Vor allem die Finanzierung war und ist wackelig. Der Berliner Senat hat abgewunken, ebenso der europäische „Fonds für kulturelle Entwicklung in bosnischen Städten“. Bündnis 90/Grüne hielten sich mit der Geldervergabe zurück, und der Appell an Rock-Soli von Erfolgsentertainern war vergebens: Udo Lindenberg, die Toten Hosen und die Fantastischen Vier reagierten nicht. Nur der alternative Förderfonds Netzwerk e.V., die Werkschule Berlin und die Jugend- und Familienstiftung des Landes Berlin bewilligten Beträge bis zu 8.000 Mark. Darüber hinaus griff man zur Selbsthilfe: Ein Fundraising- Konzert im Berliner Milchhof, zugleich Generalprobe für die beteiligten Bands, riß die Organisatoren aus gröbsten Geldnöten heraus und machte den Start möglich.

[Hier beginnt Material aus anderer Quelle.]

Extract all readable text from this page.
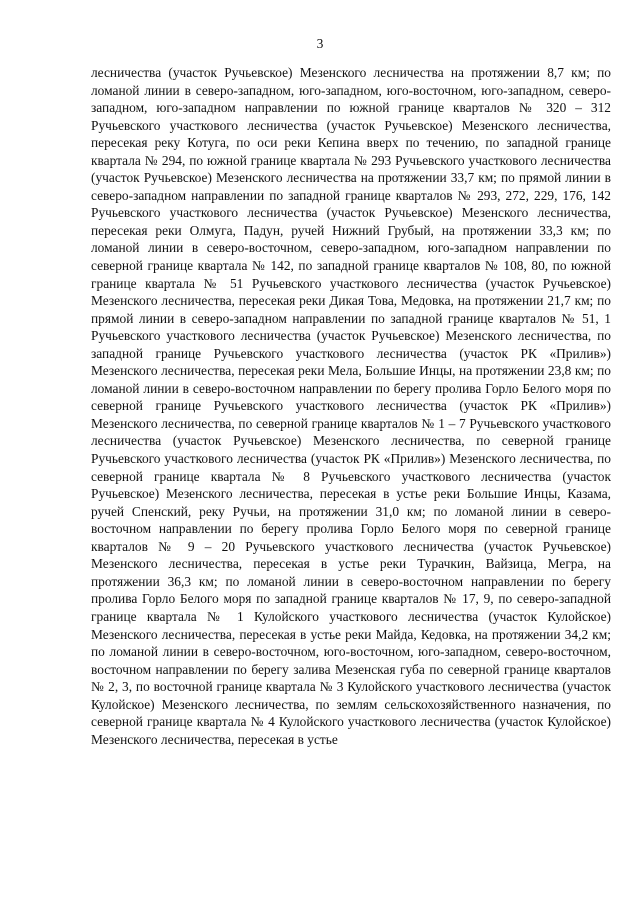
3

лесничества (участок Ручьевское) Мезенского лесничества на протяжении 8,7 км; по ломаной линии в северо-западном, юго-западном, юго-восточном, юго-западном, северо-западном, юго-западном направлении по южной границе кварталов № 320 – 312 Ручьевского участкового лесничества (участок Ручьевское) Мезенского лесничества, пересекая реку Котуга, по оси реки Кепина вверх по течению, по западной границе квартала № 294, по южной границе квартала № 293 Ручьевского участкового лесничества (участок Ручьевское) Мезенского лесничества на протяжении 33,7 км; по прямой линии в северо-западном направлении по западной границе кварталов № 293, 272, 229, 176, 142 Ручьевского участкового лесничества (участок Ручьевское) Мезенского лесничества, пересекая реки Олмуга, Падун, ручей Нижний Грубый, на протяжении 33,3 км; по ломаной линии в северо-восточном, северо-западном, юго-западном направлении по северной границе квартала № 142, по западной границе кварталов № 108, 80, по южной границе квартала № 51 Ручьевского участкового лесничества (участок Ручьевское) Мезенского лесничества, пересекая реки Дикая Това, Медовка, на протяжении 21,7 км; по прямой линии в северо-западном направлении по западной границе кварталов № 51, 1 Ручьевского участкового лесничества (участок Ручьевское) Мезенского лесничества, по западной границе Ручьевского участкового лесничества (участок РК «Прилив») Мезенского лесничества, пересекая реки Мела, Большие Инцы, на протяжении 23,8 км; по ломаной линии в северо-восточном направлении по берегу пролива Горло Белого моря по северной границе Ручьевского участкового лесничества (участок РК «Прилив») Мезенского лесничества, по северной границе кварталов № 1 – 7 Ручьевского участкового лесничества (участок Ручьевское) Мезенского лесничества, по северной границе Ручьевского участкового лесничества (участок РК «Прилив») Мезенского лесничества, по северной границе квартала № 8 Ручьевского участкового лесничества (участок Ручьевское) Мезенского лесничества, пересекая в устье реки Большие Инцы, Казама, ручей Спенский, реку Ручьи, на протяжении 31,0 км; по ломаной линии в северо-восточном направлении по берегу пролива Горло Белого моря по северной границе кварталов № 9 – 20 Ручьевского участкового лесничества (участок Ручьевское) Мезенского лесничества, пересекая в устье реки Турачкин, Вайзица, Мегра, на протяжении 36,3 км; по ломаной линии в северо-восточном направлении по берегу пролива Горло Белого моря по западной границе кварталов № 17, 9, по северо-западной границе квартала № 1 Кулойского участкового лесничества (участок Кулойское) Мезенского лесничества, пересекая в устье реки Майда, Кедовка, на протяжении 34,2 км; по ломаной линии в северо-восточном, юго-восточном, юго-западном, северо-восточном, восточном направлении по берегу залива Мезенская губа по северной границе кварталов № 2, 3, по восточной границе квартала № 3 Кулойского участкового лесничества (участок Кулойское) Мезенского лесничества, по землям сельскохозяйственного назначения, по северной границе квартала № 4 Кулойского участкового лесничества (участок Кулойское) Мезенского лесничества, пересекая в устье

Das Line-up der Bands erfuhr bis in die letzten Tage Korrekturen, stammt aber im Kern aus dem Dunckerstraßen-Umfeld. Raggae Tacke spielen Raggaemuffin, Time Tough Rocksteady im Stil der Sechziger, eine Combo namens Auge mit Hering nach eigenen Angaben „Seemannslieder mit Herz“. C.W. Moss verstehen sich als „multikonzeptionell avant la garde Rockband“ und sind von ihrer Anlage her tatsächlich ein Stück praktizierter Internationalismus: Die Hälfte der Mitglieder stammt aus Rußland, die andere sind Deutsche – Tourerfahrungen im zerfallenen Ostblock konnten bereits bei sieben Konzerten in St. Petersburg und Moskau gesammelt werden. Bert'z Rache schließlich machen „Sesamstraßen- Rock“ mit rosa Perücken und deutschen Texten. Es rappelt in der Kiste – ob das die Art von Musik ist, die Jugendliche nach einem Bürgerkrieg unmittelbar anspricht?

Bei „Bands für Bosnien“ ist man da zuversichtlich, setzt auf die zivilisatorische Kraft der Weltsprache Rock – mit allem, was dazugehört. Anders als Luciano Pavarotti, der mit Bono, Eno und den anderen in seiner Heimatstadt Modena ein „Concert for the Children of Bosnia“ gegeben hat, soll sich hier Dauerhaftes entwickeln: „Sieh es mal so“, erklärt Hofmann, „wenn 40, 50 Musiker aus Berlin runterfahren und dort auf Leute treffen, die auch Musik machen, dann werden persönliche Kontakte stattfinden, die dann zu Freundschaften führen. Die Bands von dort können dann vielleicht irgendwann in Berlin spielen...“

Ganz so weit ist es noch nicht, und in welcher Verfassung die bosnische Rockszene anzutreffen sein wird, scheint den wenigsten der Mitreisenden so richtig transparent zu sein. Werden die einheimischen Bands freudig mitrocken? Steht man dort mehr auf Heavy Metal? Wer macht die Conférence – und in welcher Sprache? Auch die technischen Umstände werden vor Ort noch einiges am Improvisation abverlangen. Die EU-Administration in Mostar mit dem scheidenden Hans Koschnick an der Spitze hat zwar „logistische Unterstützung“ zugesagt und Unterkünfte bereitgestellt, doch ob es tatsächlich möglich sein wird, sowohl im muslimischen als auch im kroatischen Teil zu spielen, ist ungeklärt. Notfalls müsse man sich mit einem Open-air-Gig bescheiden, verlautet der „Head Of Department“ Oswald Schröder in einem Fax aus Mostar. Nicht nur gute Nachrichten, auch aus Tuzla: Die lokalen Veranstalter wissen das uneigennützige Engagement der Berliner nicht zu schätzen und verlangen plötzlich Unsummen für die Bühne des dortigen Sportzentrums...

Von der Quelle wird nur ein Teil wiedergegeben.